Buying the LPs sampled on Nice Enough to Eat (the last one!)
Track 3 on Side 2 is “Ship of Fools” (6.18 or 6.56). This is a truly excellent song, and clearly may have something to do with The Serene Boy. Indeed, the surreal lyrics, which loosely concern a ship on sail, could well be seen a a sung interpretation of the back cover. An oft-repeated refrain is: “Sound the foghorn horn”; and this must be the only song to include the phrase “We need a metal surgeon”.
Track 4 is the penultimate song on the LP, and is “Frosty Mornings” (3.59), another excellent tune. Although it has a deliberately childish feel to it, the song is far from infantile, and is an absolutely perfect example of hippie folk.

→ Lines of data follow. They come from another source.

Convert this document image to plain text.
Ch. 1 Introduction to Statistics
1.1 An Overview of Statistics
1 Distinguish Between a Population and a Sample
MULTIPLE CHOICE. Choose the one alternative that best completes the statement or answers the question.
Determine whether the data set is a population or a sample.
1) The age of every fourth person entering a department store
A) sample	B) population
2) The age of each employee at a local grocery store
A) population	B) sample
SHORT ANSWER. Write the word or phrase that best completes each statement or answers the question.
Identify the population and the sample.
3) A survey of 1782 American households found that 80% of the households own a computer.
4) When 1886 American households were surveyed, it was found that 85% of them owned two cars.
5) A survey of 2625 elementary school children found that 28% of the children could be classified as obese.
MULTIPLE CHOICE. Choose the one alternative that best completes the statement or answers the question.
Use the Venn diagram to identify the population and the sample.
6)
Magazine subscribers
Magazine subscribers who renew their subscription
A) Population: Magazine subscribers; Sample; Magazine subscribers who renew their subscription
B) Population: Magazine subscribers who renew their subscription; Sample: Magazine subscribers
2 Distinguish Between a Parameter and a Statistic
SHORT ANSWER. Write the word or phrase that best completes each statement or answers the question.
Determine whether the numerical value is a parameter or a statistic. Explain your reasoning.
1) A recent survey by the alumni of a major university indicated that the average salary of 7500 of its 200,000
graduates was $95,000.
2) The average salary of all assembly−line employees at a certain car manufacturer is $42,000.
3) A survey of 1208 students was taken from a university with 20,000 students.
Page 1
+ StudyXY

The LP ends with Track 5, the longest on the LP at 8.48, the epic “Donnybrook Fair”. This is an excellent song, and a brilliant way of ending the album. Basically, it is in two sections, the first being about 3 times longer than the second. The first section is a tremendously cheerful “hippies do Dubliners” surreal ballad, in which the unicorn is a starring character. It will be recalled that in the picture on the back cover, the knight in the sub-waterline cut out section of the hull is riding a unicorn.
The second section starts with a jaunty rendition of the first verse of the old Christian hymn “The King of Love my Shepherd is” repeated in a partly spoken version, which is followed by the following verse, to the same jaunty tune:
What will ye have? Will ye have a pint?
I’ll have a pint with you, sir,
And if somebody doesn’t order soon
We’ll be thrown out of the boozer.”
There is then a repetition of the hymn verse, wholly spoken, and the song concludes with an absolutely straight sung church service version, the last word on the LP being an angelic “Amen”.